Vaccination Compliance and the US Measles Epidemic

Author Affiliations
  • 1St Mary’s Medical Center, San Francisco, California
  • 2Francis I Proctor Foundation for Research in Ophthalmology, University of California–San Francisco, San Francisco
  • 3Department of Epidemiology and Biostatistics, University of California–San Francisco, San Francisco
  • 4Department of Ophthalmology, University of California–San Francisco, San Francisco

Copyright 2015 American Medical Association. All Rights Reserved. Applicable FARS/DFARS Restrictions Apply to Government Use.

JAMA Pediatr. 2015;169(9):877. doi:10.1001/jamapediatrics.2015.1534

To the Editor Because the control of measles is an important public health concern, we wish to highlight caveats regarding the Research Letter by Majumder et al1 recently published in JAMA Pediatrics. In this letter, the authors derived an effective reproduction number of 3.2 or higher for measles in California based on a recent outbreak.

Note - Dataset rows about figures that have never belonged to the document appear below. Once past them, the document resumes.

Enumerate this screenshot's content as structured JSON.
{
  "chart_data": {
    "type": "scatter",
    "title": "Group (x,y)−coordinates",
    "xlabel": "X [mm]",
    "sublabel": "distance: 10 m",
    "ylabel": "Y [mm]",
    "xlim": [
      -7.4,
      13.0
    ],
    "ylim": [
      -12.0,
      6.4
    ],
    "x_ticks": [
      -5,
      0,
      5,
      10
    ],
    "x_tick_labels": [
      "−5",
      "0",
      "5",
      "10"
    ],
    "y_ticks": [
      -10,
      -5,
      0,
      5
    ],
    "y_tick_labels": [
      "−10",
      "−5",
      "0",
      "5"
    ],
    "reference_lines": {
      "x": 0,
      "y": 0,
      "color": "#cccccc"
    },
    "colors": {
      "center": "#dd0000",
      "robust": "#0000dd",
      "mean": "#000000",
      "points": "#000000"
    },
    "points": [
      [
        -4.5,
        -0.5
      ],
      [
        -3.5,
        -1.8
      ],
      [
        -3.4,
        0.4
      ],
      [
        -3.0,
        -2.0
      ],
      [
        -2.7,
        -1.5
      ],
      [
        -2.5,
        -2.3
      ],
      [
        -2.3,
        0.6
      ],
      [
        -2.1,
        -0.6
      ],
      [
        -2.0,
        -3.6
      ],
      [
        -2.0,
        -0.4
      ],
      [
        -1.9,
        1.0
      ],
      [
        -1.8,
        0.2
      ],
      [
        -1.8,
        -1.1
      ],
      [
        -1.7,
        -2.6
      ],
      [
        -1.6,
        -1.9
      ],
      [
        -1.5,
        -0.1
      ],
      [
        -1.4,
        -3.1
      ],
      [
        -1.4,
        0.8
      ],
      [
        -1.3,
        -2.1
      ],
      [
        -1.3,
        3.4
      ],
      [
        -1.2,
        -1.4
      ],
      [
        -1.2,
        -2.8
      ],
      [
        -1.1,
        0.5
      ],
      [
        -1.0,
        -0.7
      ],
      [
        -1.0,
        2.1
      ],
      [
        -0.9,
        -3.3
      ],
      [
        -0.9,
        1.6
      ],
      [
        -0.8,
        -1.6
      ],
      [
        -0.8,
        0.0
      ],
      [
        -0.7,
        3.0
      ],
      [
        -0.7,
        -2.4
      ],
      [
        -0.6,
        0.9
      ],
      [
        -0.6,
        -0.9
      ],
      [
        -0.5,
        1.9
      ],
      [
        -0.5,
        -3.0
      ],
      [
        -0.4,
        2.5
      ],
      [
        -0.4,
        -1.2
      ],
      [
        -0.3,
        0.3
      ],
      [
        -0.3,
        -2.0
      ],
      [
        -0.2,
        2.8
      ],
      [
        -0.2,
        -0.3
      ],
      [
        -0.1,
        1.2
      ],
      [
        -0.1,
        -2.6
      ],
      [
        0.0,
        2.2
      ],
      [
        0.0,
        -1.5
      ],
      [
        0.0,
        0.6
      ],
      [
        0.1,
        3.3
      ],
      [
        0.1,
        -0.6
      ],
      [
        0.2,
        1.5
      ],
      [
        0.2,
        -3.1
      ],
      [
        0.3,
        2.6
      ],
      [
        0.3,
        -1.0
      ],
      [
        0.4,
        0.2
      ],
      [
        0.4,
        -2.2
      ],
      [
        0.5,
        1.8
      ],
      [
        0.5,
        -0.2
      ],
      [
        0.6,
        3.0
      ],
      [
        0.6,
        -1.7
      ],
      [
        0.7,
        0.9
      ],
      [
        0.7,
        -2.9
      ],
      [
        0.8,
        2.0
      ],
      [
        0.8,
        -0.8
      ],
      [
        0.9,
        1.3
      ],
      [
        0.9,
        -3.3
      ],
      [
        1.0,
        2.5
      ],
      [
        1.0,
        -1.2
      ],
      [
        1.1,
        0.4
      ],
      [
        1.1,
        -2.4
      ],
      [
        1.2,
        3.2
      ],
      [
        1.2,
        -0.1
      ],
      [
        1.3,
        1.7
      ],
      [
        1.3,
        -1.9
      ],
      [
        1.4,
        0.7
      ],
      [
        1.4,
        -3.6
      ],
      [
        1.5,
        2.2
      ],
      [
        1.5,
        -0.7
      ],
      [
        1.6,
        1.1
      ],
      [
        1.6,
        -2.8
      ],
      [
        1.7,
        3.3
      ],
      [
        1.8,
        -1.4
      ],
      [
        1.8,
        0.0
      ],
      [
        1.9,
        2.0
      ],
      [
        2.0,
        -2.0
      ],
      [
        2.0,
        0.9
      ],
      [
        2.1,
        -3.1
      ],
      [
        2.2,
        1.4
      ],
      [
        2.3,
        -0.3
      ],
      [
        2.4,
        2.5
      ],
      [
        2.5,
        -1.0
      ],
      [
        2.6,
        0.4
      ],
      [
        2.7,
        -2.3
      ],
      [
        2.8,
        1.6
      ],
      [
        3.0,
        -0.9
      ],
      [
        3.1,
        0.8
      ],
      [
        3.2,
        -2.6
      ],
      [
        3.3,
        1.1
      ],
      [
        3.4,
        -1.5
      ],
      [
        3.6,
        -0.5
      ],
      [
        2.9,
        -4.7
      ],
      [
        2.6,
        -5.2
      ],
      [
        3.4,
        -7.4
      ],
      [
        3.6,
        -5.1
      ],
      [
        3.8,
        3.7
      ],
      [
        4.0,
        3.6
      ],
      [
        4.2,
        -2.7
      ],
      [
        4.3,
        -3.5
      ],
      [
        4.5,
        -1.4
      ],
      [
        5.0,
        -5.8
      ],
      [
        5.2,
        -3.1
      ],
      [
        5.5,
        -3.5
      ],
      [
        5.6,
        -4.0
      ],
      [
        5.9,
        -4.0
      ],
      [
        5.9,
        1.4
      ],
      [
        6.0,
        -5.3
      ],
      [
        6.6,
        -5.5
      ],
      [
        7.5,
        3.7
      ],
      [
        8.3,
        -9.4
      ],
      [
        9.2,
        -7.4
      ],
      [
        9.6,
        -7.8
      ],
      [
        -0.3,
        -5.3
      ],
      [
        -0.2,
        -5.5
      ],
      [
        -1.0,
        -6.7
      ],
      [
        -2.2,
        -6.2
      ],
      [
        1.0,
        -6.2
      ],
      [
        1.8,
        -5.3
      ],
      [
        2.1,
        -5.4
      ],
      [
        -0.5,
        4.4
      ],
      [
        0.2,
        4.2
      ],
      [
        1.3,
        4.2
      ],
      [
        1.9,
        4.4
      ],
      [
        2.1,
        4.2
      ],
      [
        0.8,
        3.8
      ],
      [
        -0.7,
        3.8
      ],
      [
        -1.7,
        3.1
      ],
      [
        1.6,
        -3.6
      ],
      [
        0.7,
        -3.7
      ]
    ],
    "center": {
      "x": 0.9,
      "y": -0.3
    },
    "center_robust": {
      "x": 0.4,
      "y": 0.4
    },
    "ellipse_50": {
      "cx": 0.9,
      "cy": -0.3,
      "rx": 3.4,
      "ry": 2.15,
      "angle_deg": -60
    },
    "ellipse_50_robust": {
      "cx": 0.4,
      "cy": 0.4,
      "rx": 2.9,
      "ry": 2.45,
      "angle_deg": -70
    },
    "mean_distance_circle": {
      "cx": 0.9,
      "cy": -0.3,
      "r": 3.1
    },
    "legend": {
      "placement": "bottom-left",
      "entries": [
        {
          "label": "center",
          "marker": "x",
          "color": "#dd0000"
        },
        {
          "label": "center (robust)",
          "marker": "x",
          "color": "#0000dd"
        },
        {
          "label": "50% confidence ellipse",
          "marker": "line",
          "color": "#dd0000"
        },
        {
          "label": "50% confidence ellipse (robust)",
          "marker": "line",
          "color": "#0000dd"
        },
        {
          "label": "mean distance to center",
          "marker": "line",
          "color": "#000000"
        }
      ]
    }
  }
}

These estimates of the effective reproduction number were biased by an observation process that has focused entirely on a large transmission chain. When only large chains of transmission are included in the analysis, the observed size of transmission chains is overestimated and, thus, the effective reproduction number is overestimated.2 A crowded theme park must offer tremendous scope to transmit one of the most contagious diseases known and one cannot extrapolate Disneyland to the rest of the country. Therefore, the effective reproduction number computed from transmission in a crowded setting may be larger than that for the population on average. Caution is needed to interpret the significance of the results from the Majumder et al1 letter for the country as a whole. Indeed, given the persistent efforts of public health departments to maintain high vaccine coverage, the 50% to 86% range of vaccination coverage seems far too pessimistic.